The newest development in terms of machine translation is neural machine translation (NMT) or deep neural machine translation. Like statistical machine translation, the system starts by learning from a variety of translated texts but the difference is that this learning happens largely without human intervention through artificial intelligence. Simple neural networks simply take the same input and turn it into the same output every single time. Recurrent neural networks do this a bit more cleverly. They do not only take the input itself but also take into account the input around the actual input, which will result in much more accurate translations.

Example:

German original: Sollten sich Unklarheiten betreffend der Auslegung einer oder mehrerer der nachstehenden Vertragsbestimmungen ergeben, gilt im Zweifel die für den Auftraggeber günstigere Auslegung.
SMT translation: Should ambiguities concerning the interpretation of one or more of the following provisions of the Treaty, is in doubt for the customer more favorable interpretation.
NMT translation: In the event of any uncertainties concerning the interpretation of one or more of the following provisions of the contract, the interpretation which is more favorable to the contracting entity shall apply.

It appears that neural machine translation copes much better with syntax and produces a much more natural output. This is due to the fact that the system is able to translate the semantic meaning of entire phrases rather than translating word by word.

At first sight this makes post-editing a much simpler process and means it is actually post-editing rather than a complete re-translation.
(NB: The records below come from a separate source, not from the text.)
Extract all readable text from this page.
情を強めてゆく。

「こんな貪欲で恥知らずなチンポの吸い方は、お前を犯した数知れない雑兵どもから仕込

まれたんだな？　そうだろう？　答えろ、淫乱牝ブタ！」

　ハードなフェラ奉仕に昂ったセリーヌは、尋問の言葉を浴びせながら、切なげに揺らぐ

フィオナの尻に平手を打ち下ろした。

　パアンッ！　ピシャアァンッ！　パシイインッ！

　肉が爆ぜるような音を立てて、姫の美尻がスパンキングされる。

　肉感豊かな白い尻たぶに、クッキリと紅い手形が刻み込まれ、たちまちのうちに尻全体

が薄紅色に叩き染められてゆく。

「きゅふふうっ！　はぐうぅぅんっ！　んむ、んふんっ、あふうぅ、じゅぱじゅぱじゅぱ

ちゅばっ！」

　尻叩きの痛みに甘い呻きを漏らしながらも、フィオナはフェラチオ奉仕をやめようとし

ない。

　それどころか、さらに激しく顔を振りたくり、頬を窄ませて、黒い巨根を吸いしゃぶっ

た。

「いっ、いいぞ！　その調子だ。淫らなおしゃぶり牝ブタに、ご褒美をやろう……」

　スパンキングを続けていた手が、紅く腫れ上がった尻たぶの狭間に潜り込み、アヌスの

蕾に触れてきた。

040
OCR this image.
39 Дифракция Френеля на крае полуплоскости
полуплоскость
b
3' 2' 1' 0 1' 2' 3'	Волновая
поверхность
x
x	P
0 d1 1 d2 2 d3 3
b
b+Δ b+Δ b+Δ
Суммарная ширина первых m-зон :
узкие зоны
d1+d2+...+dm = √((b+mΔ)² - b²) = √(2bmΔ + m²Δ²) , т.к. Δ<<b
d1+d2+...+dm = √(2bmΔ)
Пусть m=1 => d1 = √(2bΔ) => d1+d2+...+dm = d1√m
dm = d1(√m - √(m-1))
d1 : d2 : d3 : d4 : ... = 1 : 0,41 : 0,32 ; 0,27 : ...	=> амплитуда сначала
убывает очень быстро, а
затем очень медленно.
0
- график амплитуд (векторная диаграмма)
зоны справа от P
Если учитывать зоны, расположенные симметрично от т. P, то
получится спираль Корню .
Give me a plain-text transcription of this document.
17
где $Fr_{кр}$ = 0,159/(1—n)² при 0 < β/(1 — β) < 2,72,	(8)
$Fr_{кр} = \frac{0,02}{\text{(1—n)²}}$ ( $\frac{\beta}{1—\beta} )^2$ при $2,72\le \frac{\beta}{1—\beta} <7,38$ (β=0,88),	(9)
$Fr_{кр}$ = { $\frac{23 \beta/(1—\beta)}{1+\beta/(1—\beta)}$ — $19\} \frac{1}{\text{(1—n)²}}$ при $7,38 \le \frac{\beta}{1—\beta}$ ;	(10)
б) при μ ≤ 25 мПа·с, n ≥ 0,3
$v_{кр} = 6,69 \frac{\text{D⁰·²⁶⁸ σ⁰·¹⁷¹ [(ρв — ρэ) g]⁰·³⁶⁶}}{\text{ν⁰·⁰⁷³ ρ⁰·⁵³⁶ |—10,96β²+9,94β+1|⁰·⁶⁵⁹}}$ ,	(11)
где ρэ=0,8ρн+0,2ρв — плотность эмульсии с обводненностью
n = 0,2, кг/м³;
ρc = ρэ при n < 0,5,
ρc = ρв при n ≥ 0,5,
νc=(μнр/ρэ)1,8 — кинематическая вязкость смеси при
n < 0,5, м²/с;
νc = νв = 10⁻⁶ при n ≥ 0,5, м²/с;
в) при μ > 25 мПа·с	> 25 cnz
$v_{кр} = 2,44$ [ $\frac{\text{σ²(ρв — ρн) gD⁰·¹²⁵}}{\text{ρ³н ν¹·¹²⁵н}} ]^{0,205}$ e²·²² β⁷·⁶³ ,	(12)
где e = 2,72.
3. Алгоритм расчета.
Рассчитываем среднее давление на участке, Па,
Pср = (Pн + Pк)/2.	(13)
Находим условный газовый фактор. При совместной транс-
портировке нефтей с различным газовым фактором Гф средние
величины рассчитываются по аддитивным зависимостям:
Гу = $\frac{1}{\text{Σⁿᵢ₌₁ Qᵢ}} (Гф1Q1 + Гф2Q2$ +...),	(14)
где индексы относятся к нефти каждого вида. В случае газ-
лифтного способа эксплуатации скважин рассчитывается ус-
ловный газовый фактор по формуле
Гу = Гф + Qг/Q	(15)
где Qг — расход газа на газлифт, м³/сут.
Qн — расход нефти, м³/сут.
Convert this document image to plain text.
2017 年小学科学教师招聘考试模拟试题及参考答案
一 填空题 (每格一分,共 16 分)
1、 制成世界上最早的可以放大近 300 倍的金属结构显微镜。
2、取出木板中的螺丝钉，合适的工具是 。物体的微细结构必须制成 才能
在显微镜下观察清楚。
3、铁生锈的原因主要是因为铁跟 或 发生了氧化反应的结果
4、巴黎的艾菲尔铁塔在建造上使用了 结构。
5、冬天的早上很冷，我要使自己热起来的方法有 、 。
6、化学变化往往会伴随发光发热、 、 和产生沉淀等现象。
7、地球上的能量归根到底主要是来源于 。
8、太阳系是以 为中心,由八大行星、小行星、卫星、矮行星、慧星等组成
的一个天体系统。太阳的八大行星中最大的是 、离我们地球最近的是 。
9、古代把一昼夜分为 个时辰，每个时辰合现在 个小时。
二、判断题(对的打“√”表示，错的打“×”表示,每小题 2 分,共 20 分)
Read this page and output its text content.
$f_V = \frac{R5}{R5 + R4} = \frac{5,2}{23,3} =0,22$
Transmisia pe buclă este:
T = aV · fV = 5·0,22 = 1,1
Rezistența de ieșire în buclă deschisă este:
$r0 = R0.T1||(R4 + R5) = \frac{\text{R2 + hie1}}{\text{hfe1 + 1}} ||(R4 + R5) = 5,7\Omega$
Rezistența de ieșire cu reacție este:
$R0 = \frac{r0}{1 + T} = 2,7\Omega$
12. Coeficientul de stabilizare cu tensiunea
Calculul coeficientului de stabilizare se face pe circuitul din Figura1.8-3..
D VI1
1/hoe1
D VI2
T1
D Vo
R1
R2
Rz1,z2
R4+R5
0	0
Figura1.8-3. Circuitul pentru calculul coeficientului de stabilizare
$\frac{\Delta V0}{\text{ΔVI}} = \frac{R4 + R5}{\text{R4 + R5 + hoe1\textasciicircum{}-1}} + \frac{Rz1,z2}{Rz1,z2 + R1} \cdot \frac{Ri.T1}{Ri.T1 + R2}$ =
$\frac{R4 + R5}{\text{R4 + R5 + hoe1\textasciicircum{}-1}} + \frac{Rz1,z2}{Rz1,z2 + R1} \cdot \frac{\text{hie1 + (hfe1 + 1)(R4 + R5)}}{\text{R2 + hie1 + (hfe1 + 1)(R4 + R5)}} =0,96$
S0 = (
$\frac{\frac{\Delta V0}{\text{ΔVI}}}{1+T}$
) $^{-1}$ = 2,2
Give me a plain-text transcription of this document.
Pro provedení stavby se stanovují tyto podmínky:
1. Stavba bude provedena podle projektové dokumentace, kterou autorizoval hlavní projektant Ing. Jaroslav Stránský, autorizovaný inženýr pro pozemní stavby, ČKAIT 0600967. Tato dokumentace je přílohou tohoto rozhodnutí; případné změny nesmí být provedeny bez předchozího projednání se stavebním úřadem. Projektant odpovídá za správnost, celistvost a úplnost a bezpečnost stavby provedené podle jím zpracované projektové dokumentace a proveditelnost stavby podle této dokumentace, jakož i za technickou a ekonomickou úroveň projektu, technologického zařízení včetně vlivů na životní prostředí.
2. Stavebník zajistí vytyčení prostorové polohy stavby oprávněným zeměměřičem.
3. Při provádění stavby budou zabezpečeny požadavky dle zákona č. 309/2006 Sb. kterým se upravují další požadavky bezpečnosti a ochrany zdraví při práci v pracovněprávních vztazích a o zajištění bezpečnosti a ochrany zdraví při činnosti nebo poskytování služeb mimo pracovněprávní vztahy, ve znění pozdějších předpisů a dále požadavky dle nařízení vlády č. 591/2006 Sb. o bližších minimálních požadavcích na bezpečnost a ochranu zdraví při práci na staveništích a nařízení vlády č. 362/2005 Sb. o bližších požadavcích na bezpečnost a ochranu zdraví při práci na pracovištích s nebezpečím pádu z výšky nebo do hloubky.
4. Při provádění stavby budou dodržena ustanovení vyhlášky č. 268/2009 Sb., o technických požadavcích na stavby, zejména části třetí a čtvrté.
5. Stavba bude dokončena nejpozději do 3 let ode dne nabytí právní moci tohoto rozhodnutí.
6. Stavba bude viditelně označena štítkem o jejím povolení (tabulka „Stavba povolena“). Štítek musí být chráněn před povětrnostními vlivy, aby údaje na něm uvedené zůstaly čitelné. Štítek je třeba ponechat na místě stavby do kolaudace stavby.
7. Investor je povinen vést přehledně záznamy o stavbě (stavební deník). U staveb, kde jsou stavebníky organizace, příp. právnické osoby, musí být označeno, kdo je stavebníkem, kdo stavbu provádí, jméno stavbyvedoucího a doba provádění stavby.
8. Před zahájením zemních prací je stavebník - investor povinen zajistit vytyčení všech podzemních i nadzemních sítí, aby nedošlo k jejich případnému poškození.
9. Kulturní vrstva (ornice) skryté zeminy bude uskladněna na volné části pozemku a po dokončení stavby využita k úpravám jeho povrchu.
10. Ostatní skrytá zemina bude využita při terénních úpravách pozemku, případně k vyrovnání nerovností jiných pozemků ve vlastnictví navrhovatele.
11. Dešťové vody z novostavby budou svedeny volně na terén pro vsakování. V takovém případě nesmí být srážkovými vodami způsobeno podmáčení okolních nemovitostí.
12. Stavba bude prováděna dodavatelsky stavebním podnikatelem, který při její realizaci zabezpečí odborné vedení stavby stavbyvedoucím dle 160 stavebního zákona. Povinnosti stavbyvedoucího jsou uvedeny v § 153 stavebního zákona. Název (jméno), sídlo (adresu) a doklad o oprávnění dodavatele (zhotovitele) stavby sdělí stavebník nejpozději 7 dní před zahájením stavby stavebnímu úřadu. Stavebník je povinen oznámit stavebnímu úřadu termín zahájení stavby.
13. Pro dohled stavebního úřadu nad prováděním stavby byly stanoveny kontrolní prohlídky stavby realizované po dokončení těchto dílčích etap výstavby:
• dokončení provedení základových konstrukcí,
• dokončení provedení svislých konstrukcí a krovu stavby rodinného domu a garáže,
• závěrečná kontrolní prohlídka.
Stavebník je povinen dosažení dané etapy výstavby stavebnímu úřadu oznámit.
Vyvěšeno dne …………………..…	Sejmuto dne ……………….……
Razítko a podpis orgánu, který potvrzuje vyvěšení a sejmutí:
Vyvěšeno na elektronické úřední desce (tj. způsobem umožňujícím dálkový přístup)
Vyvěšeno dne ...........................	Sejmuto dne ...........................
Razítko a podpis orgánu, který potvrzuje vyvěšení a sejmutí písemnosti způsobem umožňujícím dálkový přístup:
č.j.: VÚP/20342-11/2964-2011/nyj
However, this is still in early phases of testing and neural machine translation still only processes one sentence at the time, which can lead to errors in ambiguous phrases, where human translators would take the wider context into account:

Example:

1st sentence: The water was cold and the current strong. I went to the bank. My feet sunk into the mud.
NMT translation: Das Wasser war kalt und die Strömung stark, als ich zur Bank ging. Meine Füße versanken im Schlamm.
2nd sentence: I had run out of cash. I went to the bank. It had just closed.
NMT translation: Ich hatte kein Bargeld mehr, also ging ich zur Bank, aber sie hatte geschlossen.

In both of these sentences, neural machine translation renders the English word “bank” as “Bank” in German, i. e. the financial institution. It did not identify the alternative meaning, i.e. river bank. Also, the pronoun “it” in the second sentence is translated as “es” (neutral) when it should be “sie” (feminine because “Bank” in German is feminine).

However, just by changing the first example a little bit, we can illustrate the strength of neural machine translation compared to statistical machine translation because it can accommodate the semantic qualities of words within a sentence: 1st sentence: The water was cold and the current strong, when I went to the bank. My feet sunk into the mud. NMT translation: Ich hatte kein Bargeld mehr, also ging ich zur Bank, aber sie hatte gerade geschlossen.

This time the neural machine translation chose the correct pronoun.

Neural machine translation is still in its infancy and there are things which are not generally understood just yet. One example is that NMT sometimes leaves out whole chunks of text for no apparent reasons. Another issue for language service providers to consider is data security, since most neural machine translation systems generally run in the cloud. However, some systems, such as SDL Trados 2017 already incorporate this technology via an API and one certainty is that we should keep an eye on this rapidly developing technology.